Japonya'da "yaşlıların yalnızlığına" çözüm aranıyor

Dünyanın en yaşlı toplumuna sahip ülkesi Japonya, hem düşen doğum oranlarına hem de yaşlı nüfusun yalnızlığına çare arıyor

(AA)
(AA)
TT

Japonya'da "yaşlıların yalnızlığına" çözüm aranıyor

(AA)
(AA)

Doğu Asya ülkesi Japonya'da 2022'de yıllık doğum sayısı ilk kez 800 binin altına düşerek 799 bin 728 olarak kayda geçti.

Ocak-Haziran 2023'te yenidoğan sayısı, önceki yılın aynı dönemine kıyasla yüzde 3,6 azalarak 371 bin 52'ye geriledi.

İçişleri ve İletişim Bakanlığının 2022 verilerine göre, Japonya'da 75 yaş ve üzeri nüfus 19,3 milyona, 65 yaş ve üzeri nüfus ise 36,2 milyona yükseldi.

Sağlık, Çalışma ve Refah Bakanlığının 2021 verilerine göre, ülkede 100 yaşını geçenlerin sayısı 86 bini aştı. Yüz yaş üzeri nüfus art arda 51 yıldır artıyor.

Nüfus ve Sosyal Güvenlik Araştırmaları Ulusal Enstitüsüne göre, Japonya'da 2040'a kadar 65 yaş ve üstü kişilerin, genel nüfusa oranı yüzde 35'i aşacak.

"Yaşlı yalnızlar"ın sayısı 9 ile 12 milyon arası

Ülkede yaşlanan nüfus kadar yaşlı nüfusun yaşadığı yalnızlık da sorun oluşturuyor.

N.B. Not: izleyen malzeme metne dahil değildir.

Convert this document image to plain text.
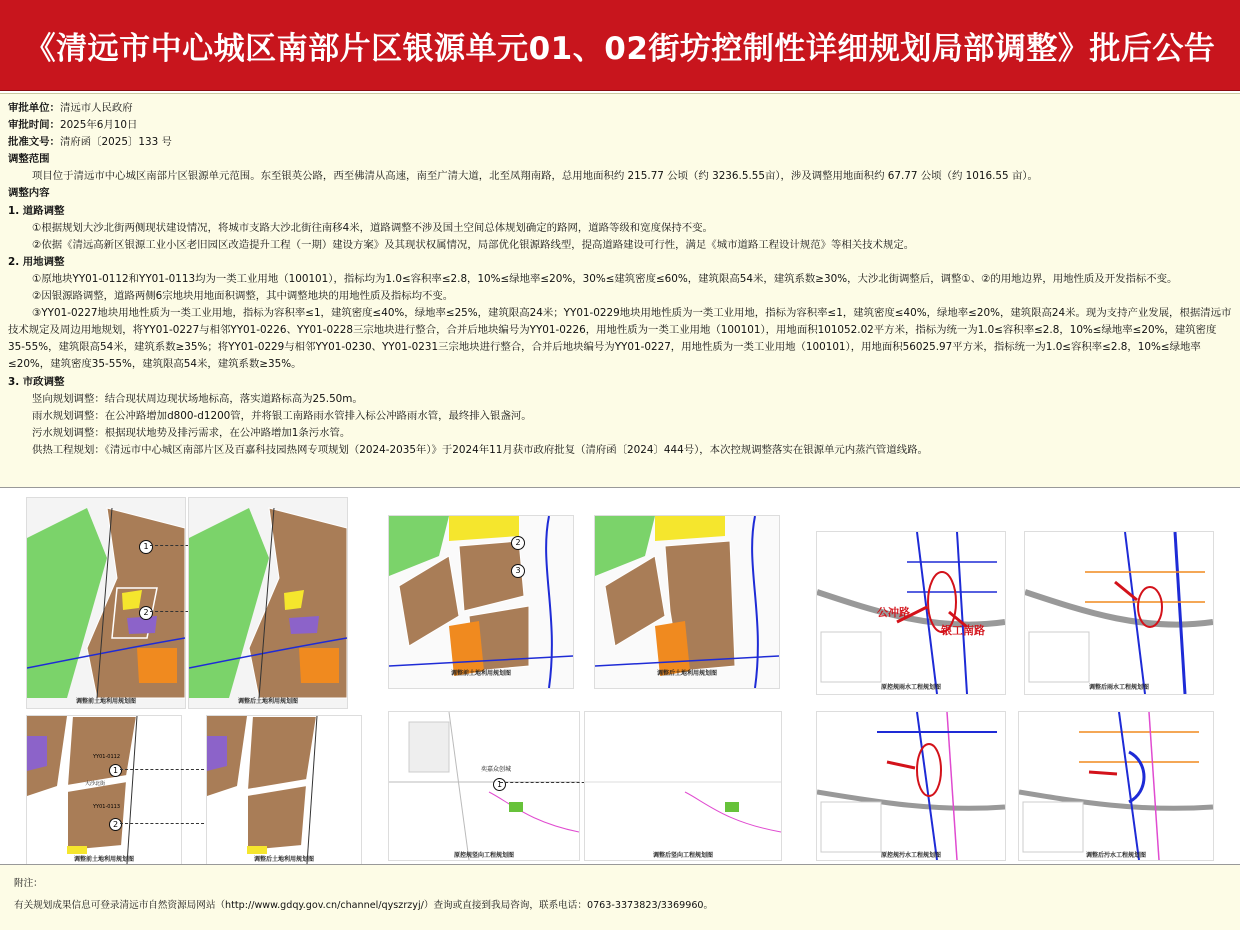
《清远市中心城区南部片区银源单元01、02街坊控制性详细规划局部调整》批后公告
审批单位：清远市人民政府
审批时间：2025年6月10日
批准文号：清府函〔2025〕133 号
调整范围
项目位于清远市中心城区南部片区银源单元范围。东至银英公路，西至佛清从高速，南至广清大道，北至凤翔南路，总用地面积约 215.77 公顷（约 3236.5.55亩），涉及调整用地面积约 67.77 公顷（约 1016.55 亩）。
调整内容
1. 道路调整
①根据规划大沙北街两侧现状建设情况，将城市支路大沙北街往南移4米，道路调整不涉及国土空间总体规划确定的路网，道路等级和宽度保持不变。
②依据《清远高新区银源工业小区老旧园区改造提升工程（一期）建设方案》及其现状权属情况，局部优化银源路线型，提高道路建设可行性，满足《城市道路工程设计规范》等相关技术规定。
2. 用地调整
①原地块YY01-0112和YY01-0113均为一类工业用地（100101），指标均为1.0≤容积率≤2.8，10%≤绿地率≤20%，30%≤建筑密度≤60%，建筑限高54米，建筑系数≥30%，大沙北街调整后，调整①、②的用地边界，用地性质及开发指标不变。
②因银源路调整，道路两侧6宗地块用地面积调整，其中调整地块的用地性质及指标均不变。
③YY01-0227地块用地性质为一类工业用地，指标为容积率≤1，建筑密度≤40%，绿地率≤25%，建筑限高24米；YY01-0229地块用地性质为一类工业用地，指标为容积率≤1，建筑密度≤40%，绿地率≤20%，建筑限高24米。现为支持产业发展，根据清远市技术规定及周边用地规划，将YY01-0227与相邻YY01-0226、YY01-0228三宗地块进行整合，合并后地块编号为YY01-0226，用地性质为一类工业用地（100101），用地面积101052.02平方米，指标为统一为1.0≤容积率≤2.8，10%≤绿地率≤20%，建筑密度35-55%，建筑限高54米，建筑系数≥35%；将YY01-0229与相邻YY01-0230、YY01-0231三宗地块进行整合，合并后地块编号为YY01-0227，用地性质为一类工业用地（100101），用地面积56025.97平方米，指标统一为1.0≤容积率≤2.8，10%≤绿地率≤20%，建筑密度35-55%，建筑限高54米，建筑系数≥35%。
3. 市政调整
竖向规划调整：结合现状周边现状场地标高，落实道路标高为25.50m。
雨水规划调整：在公冲路增加d800-d1200管，并将银工南路雨水管排入标公冲路雨水管，最终排入银盏河。
污水规划调整：根据现状地势及排污需求，在公冲路增加1条污水管。
供热工程规划：《清远市中心城区南部片区及百嘉科技园热网专项规划（2024-2035年）》于2024年11月获市政府批复（清府函〔2024〕444号），本次控规调整落实在银源单元内蒸汽管道线路。
调整前土地利用规划图
1
2
调整后土地利用规划图
调整前土地利用规划图
2
3
调整后土地利用规划图
公冲路
银工南路
原控规雨水工程规划图	调整后雨水工程规划图
YY01-0112
YY01-0113
大沙北街
1
2
调整前土地利用规划图	调整后土地利用规划图
奕嘉众创城
1
原控规竖向工程规划图	调整后竖向工程规划图	原控规污水工程规划图	调整后污水工程规划图
附注：
有关规划成果信息可登录清远市自然资源局网站（http://www.gdqy.gov.cn/channel/qyszrzyj/）查询或直接到我局咨询，联系电话：0763-3373823/3369960。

Resmi olmayan verilere göre, yalnız yaşayan yaşlı bireylerin sayısının 9 ile 12 milyon arası olduğu tahmin ediliyor. Yalnız yaşayan yaşlıların sayısındaki artış sebebiyle toplum merkezli projelere yönelik ihtiyaç da artıyor.

Nüfusun yarısından fazlası 65 yaş üstü

Japonya'nın güneyindeki Kyuşu bölgesinde bulunan Oita eyaletine bağlı Taketa ilçesinin 23 bine yakın nüfusunun yarısını 65 yaş üstü kişiler oluşturuyor.

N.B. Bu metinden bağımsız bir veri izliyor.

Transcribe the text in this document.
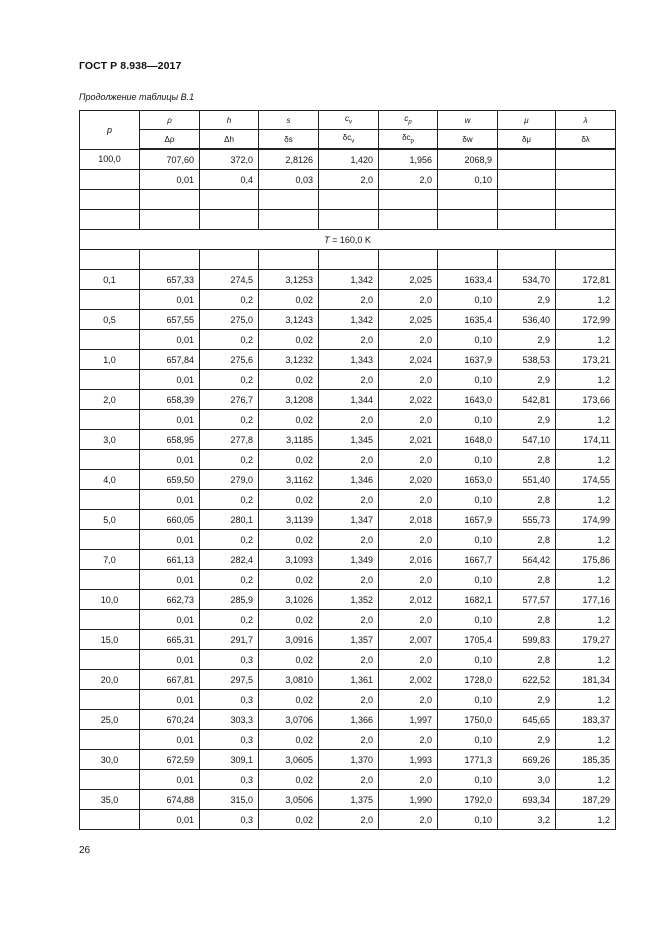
ГОСТ Р 8.938—2017
Продолжение таблицы В.1
p	ρ	h	s	$c_v$	$c_p$	w	μ	λ
	Δρ	Δh	δs	$\delta c_v$	$\delta c_p$	δw	δμ	δλ
100,0	707,60	372,0	2,8126	1,420	1,956	2068,9		
	0,01	0,4	0,03	2,0	2,0	0,10		

T = 160,0 K								

0,1	657,33	274,5	3,1253	1,342	2,025	1633,4	534,70	172,81
	0,01	0,2	0,02	2,0	2,0	0,10	2,9	1,2
0,5	657,55	275,0	3,1243	1,342	2,025	1635,4	536,40	172,99
	0,01	0,2	0,02	2,0	2,0	0,10	2,9	1,2
1,0	657,84	275,6	3,1232	1,343	2,024	1637,9	538,53	173,21
	0,01	0,2	0,02	2,0	2,0	0,10	2,9	1,2
2,0	658,39	276,7	3,1208	1,344	2,022	1643,0	542,81	173,66
	0,01	0,2	0,02	2,0	2,0	0,10	2,9	1,2
3,0	658,95	277,8	3,1185	1,345	2,021	1648,0	547,10	174,11
	0,01	0,2	0,02	2,0	2,0	0,10	2,8	1,2
4,0	659,50	279,0	3,1162	1,346	2,020	1653,0	551,40	174,55
	0,01	0,2	0,02	2,0	2,0	0,10	2,8	1,2
5,0	660,05	280,1	3,1139	1,347	2,018	1657,9	555,73	174,99
	0,01	0,2	0,02	2,0	2,0	0,10	2,8	1,2
7,0	661,13	282,4	3,1093	1,349	2,016	1667,7	564,42	175,86
	0,01	0,2	0,02	2,0	2,0	0,10	2,8	1,2
10,0	662,73	285,9	3,1026	1,352	2,012	1682,1	577,57	177,16
	0,01	0,2	0,02	2,0	2,0	0,10	2,8	1,2
15,0	665,31	291,7	3,0916	1,357	2,007	1705,4	599,83	179,27
	0,01	0,3	0,02	2,0	2,0	0,10	2,8	1,2
20,0	667,81	297,5	3,0810	1,361	2,002	1728,0	622,52	181,34
	0,01	0,3	0,02	2,0	2,0	0,10	2,9	1,2
25,0	670,24	303,3	3,0706	1,366	1,997	1750,0	645,65	183,37
	0,01	0,3	0,02	2,0	2,0	0,10	2,9	1,2
30,0	672,59	309,1	3,0605	1,370	1,993	1771,3	669,26	185,35
	0,01	0,3	0,02	2,0	2,0	0,10	3,0	1,2
35,0	674,88	315,0	3,0506	1,375	1,990	1792,0	693,34	187,29
	0,01	0,3	0,02	2,0	2,0	0,10	3,2	1,2
26
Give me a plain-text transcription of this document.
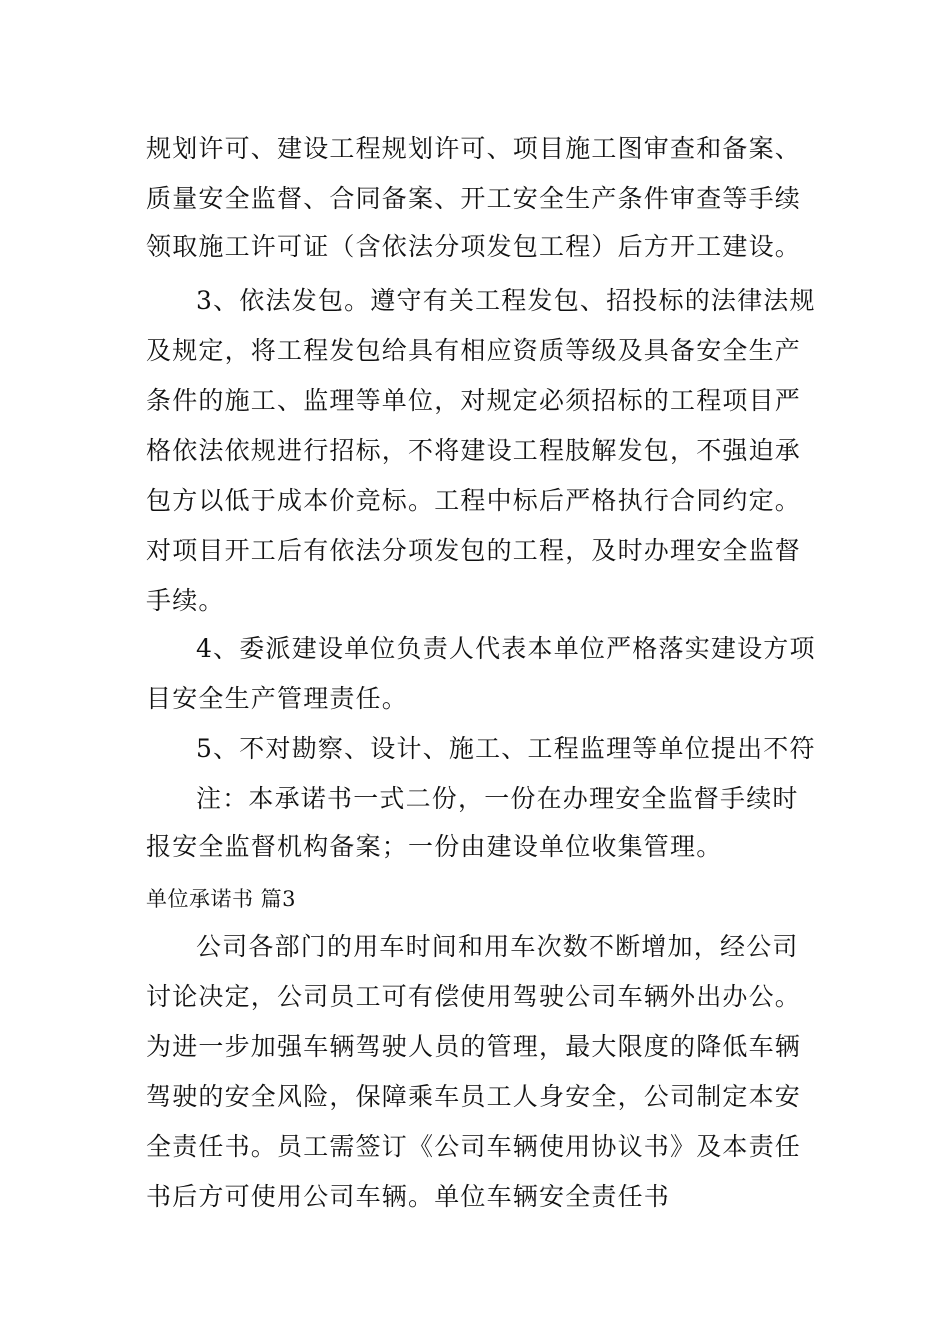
规划许可、建设工程规划许可、项目施工图审查和备案、
质量安全监督、合同备案、开工安全生产条件审查等手续
领取施工许可证（含依法分项发包工程）后方开工建设。
3、依法发包。遵守有关工程发包、招投标的法律法规
及规定，将工程发包给具有相应资质等级及具备安全生产
条件的施工、监理等单位，对规定必须招标的工程项目严
格依法依规进行招标，不将建设工程肢解发包，不强迫承
包方以低于成本价竞标。工程中标后严格执行合同约定。
对项目开工后有依法分项发包的工程，及时办理安全监督
手续。
4、委派建设单位负责人代表本单位严格落实建设方项
目安全生产管理责任。
5、不对勘察、设计、施工、工程监理等单位提出不符
注：本承诺书一式二份，一份在办理安全监督手续时
报安全监督机构备案；一份由建设单位收集管理。
单位承诺书 篇3
公司各部门的用车时间和用车次数不断增加，经公司
讨论决定，公司员工可有偿使用驾驶公司车辆外出办公。
为进一步加强车辆驾驶人员的管理，最大限度的降低车辆
驾驶的安全风险，保障乘车员工人身安全，公司制定本安
全责任书。员工需签订《公司车辆使用协议书》及本责任
书后方可使用公司车辆。单位车辆安全责任书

Aile bağlarındaki zayıflık ve fiziksel engeller gibi nedenlerle aktif yaşamdan soyutlanan yaşlı Japonlar, hayatlarının son döneminde yine de sıcak yuva arıyor.

Taketa'da bu arayışı fark eden Japon hemşire Oka Yuika, "Minna no Ie Karafuru (Herkesin Evi Renk Renk) Merkezi Projesi"ni hayata geçirdi.

Toplumsal etkileşim

Kar amacı gütmeyen TETO kuruluşunun desteğiyle Ekim 2018'de ilçenin işlek bölgesinde açılan merkez, aile ve kariyer geçmişlerini gözetmeksizin tüm yaşlardan bireyleri bünyesindeki çeşitli hizmetlere katılmaya teşvik ediyor.

Küçük bebeklerden yaşı 90'ın üstüne uzanan kişilere kadar tüm ziyaretçiler, özgürce seçtikleri aktivitelere katılmak için bir araya geliyor.

Gündüz 10.00-17.30 saatlerinde hizmet veren merkezde çocuk oyun alanları, mutfak, ortak aktiviteler için büyük bir salon ve odalar bulunuyor.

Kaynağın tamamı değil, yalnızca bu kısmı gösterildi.